Human language evolved with a ‘Big Bang’, study says
Prevailing theories suggest that human language evolved slowly from a series of simple grunts and noises, to a complex spoken language between 75,000 and 100,000 years ago.
But now, according to a new study in the journal Frontiers in Psychology, researchers believe the rise of complex language took place relatively rapidly, not as a series of gradual changes as has been described previously.
The Big Bang of language
Some scholars have argued that we first started using a kind of proto-language before developing a language that included syntax, or rules that organized word and sentence structures. In the new study, researchers said some words show signs that they descended from a syntax-laden system, not just a collection of simple grunts and sounds.
Study author Shigeru Miyagawa, a linguistics professor at MIT, told redOrbit via email that cognitive developments in the brain allowed for the quick rise of complex language.
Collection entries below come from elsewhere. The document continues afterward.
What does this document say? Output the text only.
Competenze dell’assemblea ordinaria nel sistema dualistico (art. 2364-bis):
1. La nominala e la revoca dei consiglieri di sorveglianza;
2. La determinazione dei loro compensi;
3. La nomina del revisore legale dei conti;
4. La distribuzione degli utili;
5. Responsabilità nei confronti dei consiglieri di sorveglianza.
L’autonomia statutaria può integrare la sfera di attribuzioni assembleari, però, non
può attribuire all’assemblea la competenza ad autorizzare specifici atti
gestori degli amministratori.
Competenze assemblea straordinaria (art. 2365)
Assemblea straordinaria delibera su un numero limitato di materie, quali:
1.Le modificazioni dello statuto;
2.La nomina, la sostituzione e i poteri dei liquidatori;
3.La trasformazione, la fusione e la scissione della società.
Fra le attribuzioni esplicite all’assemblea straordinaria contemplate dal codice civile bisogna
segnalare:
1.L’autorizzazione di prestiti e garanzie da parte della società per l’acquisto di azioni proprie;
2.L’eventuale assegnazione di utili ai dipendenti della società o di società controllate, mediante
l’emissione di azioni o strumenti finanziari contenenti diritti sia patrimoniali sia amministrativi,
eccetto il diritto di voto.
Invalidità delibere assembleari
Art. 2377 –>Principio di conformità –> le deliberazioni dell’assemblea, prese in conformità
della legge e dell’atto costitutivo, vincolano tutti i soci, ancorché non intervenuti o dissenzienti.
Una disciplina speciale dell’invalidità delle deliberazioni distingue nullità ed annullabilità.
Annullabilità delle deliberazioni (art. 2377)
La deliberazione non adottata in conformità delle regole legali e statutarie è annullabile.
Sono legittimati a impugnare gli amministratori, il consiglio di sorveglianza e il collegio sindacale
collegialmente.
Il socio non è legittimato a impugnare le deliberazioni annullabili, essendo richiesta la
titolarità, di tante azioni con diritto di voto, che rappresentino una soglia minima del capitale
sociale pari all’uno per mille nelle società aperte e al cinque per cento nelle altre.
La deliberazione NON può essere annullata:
One way to think about this is that the brain, which had been growing ever larger for over a million years, at some point 75,000 to 100,000 years ago, hit a critical point, and all the resources that nature had provided came together in a Big Bang and language emerged pretty much as we know it today, Miyagawa wrote. It looks counterintuitive given how enormously complex language is, but when one considers that the brain was getting ready for it for more than million years, it isnt too far-fetched.